A major benefit of the Internet is a quantum leap in the level and quality of collaboration among the customer, the business, and its partners. While it's difficult for a single company to provide and do everything, a collaborative value chain can deliver a global, comprehensive answer to customer needs. Compaq, because of high-quality alliances and partnerships, constitutes a full-service collaborative value chain, thanks to Internet technology. This collaboration has several dimensions: collaboration within the enterprise and collaboration between the enterprise and its partners, suppliers, and customers. Today, Compaq collaborates with more than 60,000 companies to drive customer satisfaction and deliver increased customer value through faster delivery, richer solutions, and lower cost.

For example, our Compaq Services Network lets 35,000 partners access a broad portfolio of online Compaq service offerings, training, technical support, sales leads, and sales and marketing support that improve response time and efficiency and help Compaq deliver total solutions to the customer. Through CRM systems, a customer problem identified in a call center is shared with one of our service providers that in turn delivers a solution. To complete the cycle, the shared knowledge about solutions from those 35,000 providers becomes available to help prevent future problems.

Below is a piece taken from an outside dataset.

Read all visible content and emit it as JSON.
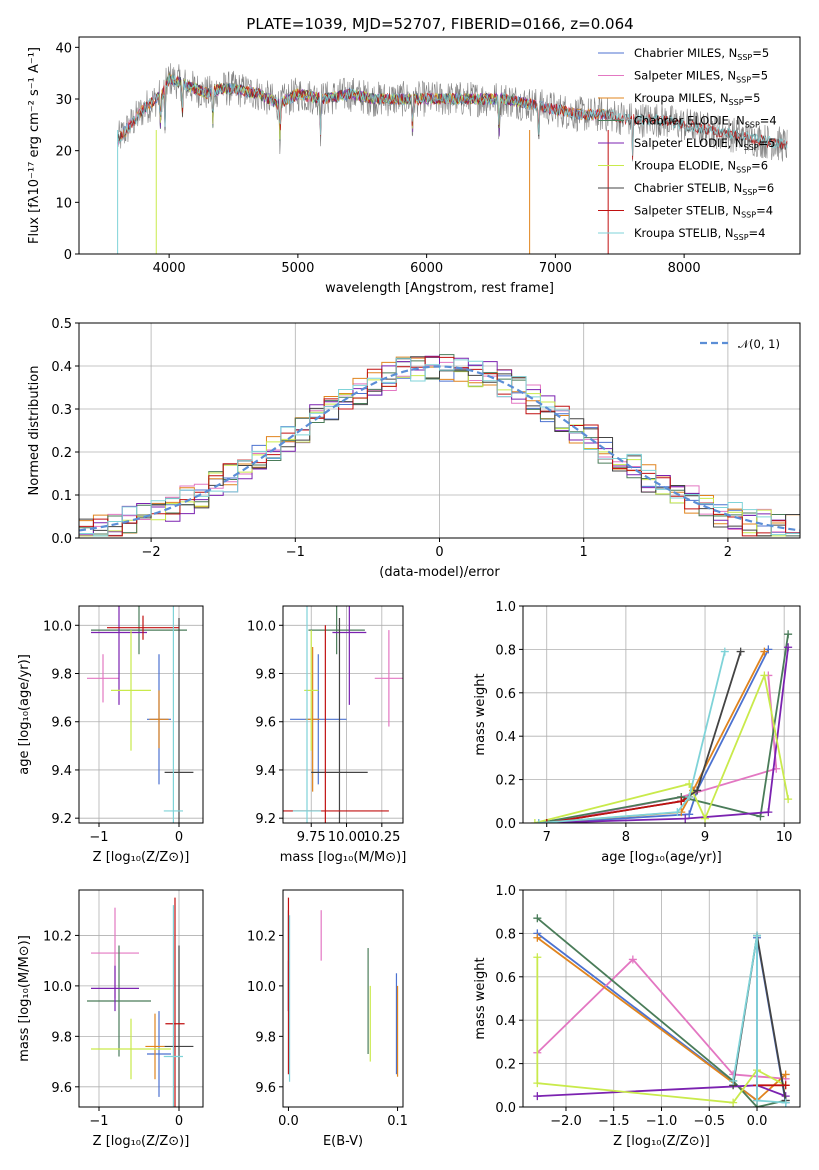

The promise of customer-relationship management is to better serve the customer. We've gone beyond traditional CRM and are focused on delivering extreme CRM. We see the Internet, CRM technologies, and Compaq's Zero Latency Enterprise as opening the way for a sea change in customer satisfaction. By providing a single face to the customer and a single view of the customer, we can drive open collaboration across the full value chain and offer a personalized experience. All of this assures maximum customer satisfaction.Collaboration is culture, capability, and process. Compaq has championed the culture of collaboration, mastered the technology, and is continuously working the evolution of its business processes. Customers, employees, and partners--every component of our value chain--share real-time customer-solution information. Across a full-service IT company like Compaq, each team is able to understand the current customer situation and deliver the right value: services, products, solutions, and partnerships.

Bob Napier is senior VP of global business solutions and CIO at Compaq.